The Utrecht housing dataset – example dataset for prediction
| Sieuwert van Otterloo |
The Utrecht housing dataset is a freely available dataset that can be used by students to learn about data science and machine learning. It is a synthetic dataset that was derived from actual data about the Dutch hoursing market. Since it is synthetic, it containt no noise, high qulaity data and comes in three different sizes, making it suitable for multiple techniques, including decision trees, linear regression, logistic regression and neural networks.
About the AI and Machine learning summerschool
In July 2022, Stefan Leijnen and Sieuwert van Otterloo taught a one week summerschool ‘AI and machine learning’ at the Utrecht University of Applied Sciences. It was a very successful event, in number of participants and in terms of content. 35 students from all over the world attended and worked together in different groups. The summer school ended with research presentations and a Kaggle-style data competition. The goal of this summer school is to make AI and Machine Learning accessible to as many people as possible. Using AI without properly understanding it comes with risks. We want to reduce these risks by giving students from all backgrounds the tools and knowledge to understand AI. Luckily, AI has become more accessible thanks to the existence of many free and open tools and libraries. Any student can train and test algorithms with only a few days of training.

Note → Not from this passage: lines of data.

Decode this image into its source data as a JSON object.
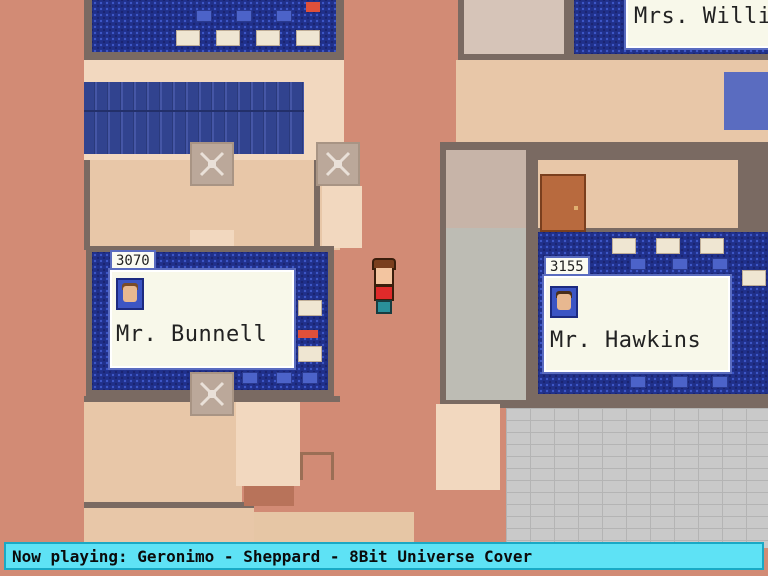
{
  "classrooms": [
    {
      "room": "3070",
      "teacher": "Mr. Bunnell"
    },
    {
      "room": "3155",
      "teacher": "Mr. Hawkins"
    },
    {
      "room": "",
      "teacher": "Mrs. Willia"
    }
  ],
  "player": {
    "shirt_color": "#e02a2a",
    "pants_color": "#2a8f9a",
    "hair_color": "#7a3f1e"
  },
  "now_playing": "Now playing: Geronimo - Sheppard - 8Bit Universe Cover",
  "icons": {
    "vent": "x-vent-icon",
    "avatar": "teacher-portrait-icon",
    "door": "door-icon"
  },
  "colors": {
    "hallway": "#d28b75",
    "carpet": "#20308a",
    "label_border": "#5a6cc0",
    "status_bar": "#5ee2f5"
  }
}
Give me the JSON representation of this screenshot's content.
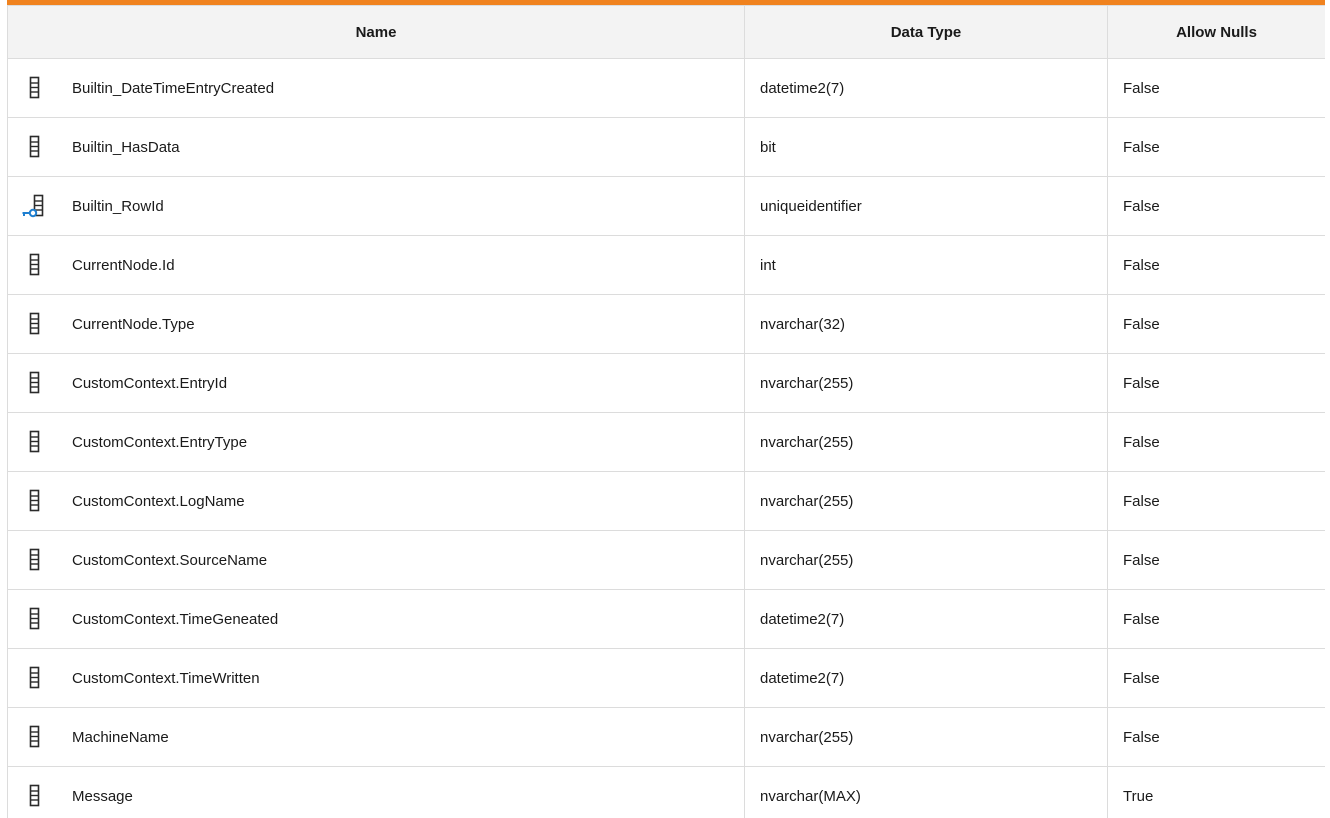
{
  "table": {
    "accent_color": "#f0821e",
    "headers": {
      "name": "Name",
      "data_type": "Data Type",
      "allow_nulls": "Allow Nulls"
    },
    "rows": [
      {
        "icon": "column-icon",
        "name": "Builtin_DateTimeEntryCreated",
        "data_type": "datetime2(7)",
        "allow_nulls": "False"
      },
      {
        "icon": "column-icon",
        "name": "Builtin_HasData",
        "data_type": "bit",
        "allow_nulls": "False"
      },
      {
        "icon": "primary-key-column-icon",
        "name": "Builtin_RowId",
        "data_type": "uniqueidentifier",
        "allow_nulls": "False"
      },
      {
        "icon": "column-icon",
        "name": "CurrentNode.Id",
        "data_type": "int",
        "allow_nulls": "False"
      },
      {
        "icon": "column-icon",
        "name": "CurrentNode.Type",
        "data_type": "nvarchar(32)",
        "allow_nulls": "False"
      },
      {
        "icon": "column-icon",
        "name": "CustomContext.EntryId",
        "data_type": "nvarchar(255)",
        "allow_nulls": "False"
      },
      {
        "icon": "column-icon",
        "name": "CustomContext.EntryType",
        "data_type": "nvarchar(255)",
        "allow_nulls": "False"
      },
      {
        "icon": "column-icon",
        "name": "CustomContext.LogName",
        "data_type": "nvarchar(255)",
        "allow_nulls": "False"
      },
      {
        "icon": "column-icon",
        "name": "CustomContext.SourceName",
        "data_type": "nvarchar(255)",
        "allow_nulls": "False"
      },
      {
        "icon": "column-icon",
        "name": "CustomContext.TimeGeneated",
        "data_type": "datetime2(7)",
        "allow_nulls": "False"
      },
      {
        "icon": "column-icon",
        "name": "CustomContext.TimeWritten",
        "data_type": "datetime2(7)",
        "allow_nulls": "False"
      },
      {
        "icon": "column-icon",
        "name": "MachineName",
        "data_type": "nvarchar(255)",
        "allow_nulls": "False"
      },
      {
        "icon": "column-icon",
        "name": "Message",
        "data_type": "nvarchar(MAX)",
        "allow_nulls": "True"
      }
    ]
  }
}
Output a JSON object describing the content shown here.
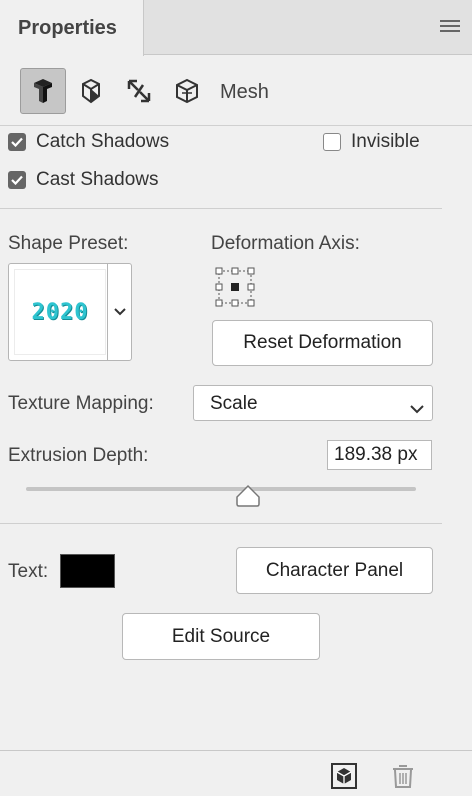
{
  "panel": {
    "tab_title": "Properties",
    "menu_icon": "hamburger-menu-icon"
  },
  "toolbar": {
    "tools": [
      {
        "icon": "3d-object-icon",
        "active": true
      },
      {
        "icon": "3d-deform-icon",
        "active": false
      },
      {
        "icon": "3d-cap-icon",
        "active": false
      },
      {
        "icon": "3d-coordinates-icon",
        "active": false
      }
    ],
    "label": "Mesh"
  },
  "shadows": {
    "catch_label": "Catch Shadows",
    "catch_checked": true,
    "invisible_label": "Invisible",
    "invisible_checked": false,
    "cast_label": "Cast Shadows",
    "cast_checked": true
  },
  "shape": {
    "preset_label": "Shape Preset:",
    "preset_text": "2020",
    "deformation_label": "Deformation Axis:",
    "reset_button": "Reset Deformation"
  },
  "texture": {
    "label": "Texture Mapping:",
    "value": "Scale"
  },
  "extrusion": {
    "label": "Extrusion Depth:",
    "value": "189.38 px",
    "slider_fraction": 0.57
  },
  "text_section": {
    "label": "Text:",
    "color": "#000000",
    "character_panel_button": "Character Panel",
    "edit_source_button": "Edit Source"
  },
  "footer": {
    "icons": [
      "render-icon",
      "trash-icon"
    ]
  },
  "colors": {
    "accent_checkbox": "#666666",
    "preset_text": "#2ec4d0"
  }
}
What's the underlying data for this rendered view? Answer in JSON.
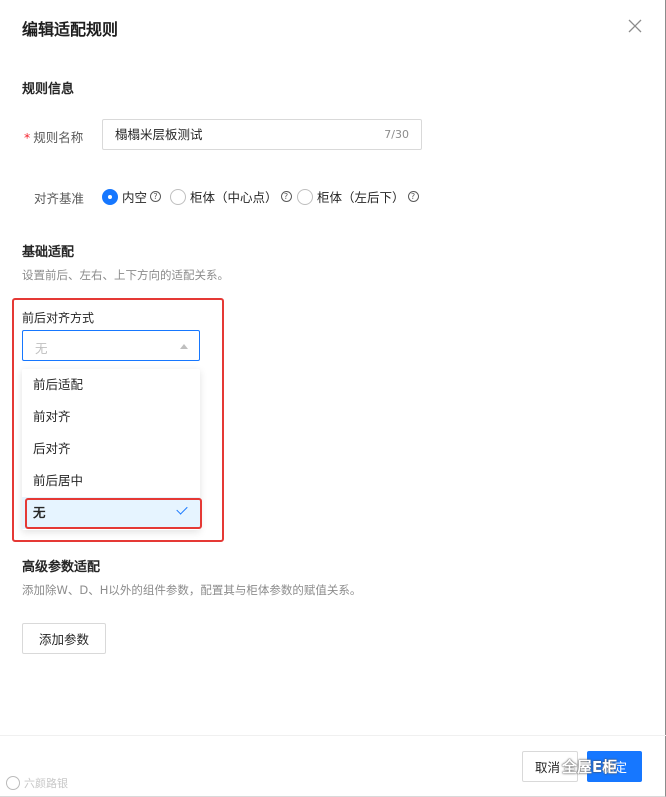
{
  "dialog": {
    "title": "编辑适配规则",
    "close_icon": "close-icon"
  },
  "rule_info": {
    "section_title": "规则信息",
    "name_label": "规则名称",
    "name_value": "榻榻米层板测试",
    "name_count": "7/30",
    "align_label": "对齐基准",
    "radios": [
      {
        "label": "内空",
        "selected": true
      },
      {
        "label": "柜体（中心点）",
        "selected": false
      },
      {
        "label": "柜体（左后下）",
        "selected": false
      }
    ],
    "help_glyph": "?"
  },
  "basic_fit": {
    "section_title": "基础适配",
    "description": "设置前后、左右、上下方向的适配关系。",
    "field_label": "前后对齐方式",
    "select_value": "无",
    "options": [
      "前后适配",
      "前对齐",
      "后对齐",
      "前后居中",
      "无"
    ],
    "selected_option": "无"
  },
  "advanced": {
    "section_title": "高级参数适配",
    "description": "添加除W、D、H以外的组件参数，配置其与柜体参数的赋值关系。",
    "add_button": "添加参数"
  },
  "footer": {
    "cancel": "取消",
    "ok": "确定"
  },
  "watermarks": {
    "left": "六颜路银",
    "right": "全屋E柜"
  },
  "colors": {
    "primary": "#1677ff",
    "highlight": "#e53935",
    "selected_bg": "#e6f4ff"
  }
}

The 2022 editions is similar to the 2021 summerschool on AI and Machine learning, and even the 2022 webinar on this topic, but with some improvements. The summerschool has a five day structure with a clear goal for each day:
- On day 1, students become familiar with the tools of data science: Python and Julpyter notebook. We practice looking at and understanding individual data points
- On day 2, students build models and make predictions using linear regression and decision trees. These ‘simple’ models have fewer risks and alredy give good results on well structured data.
- On day 3, students experiment with training neural networks. They learn why training is needed, why training is complicated and why the same code will behave differently with different data
- On day 4, they learn to use neural networks on differently-shaped data, most notably images. We are using the MNIST hand writing dataset to develop neural networks that can recognize digits.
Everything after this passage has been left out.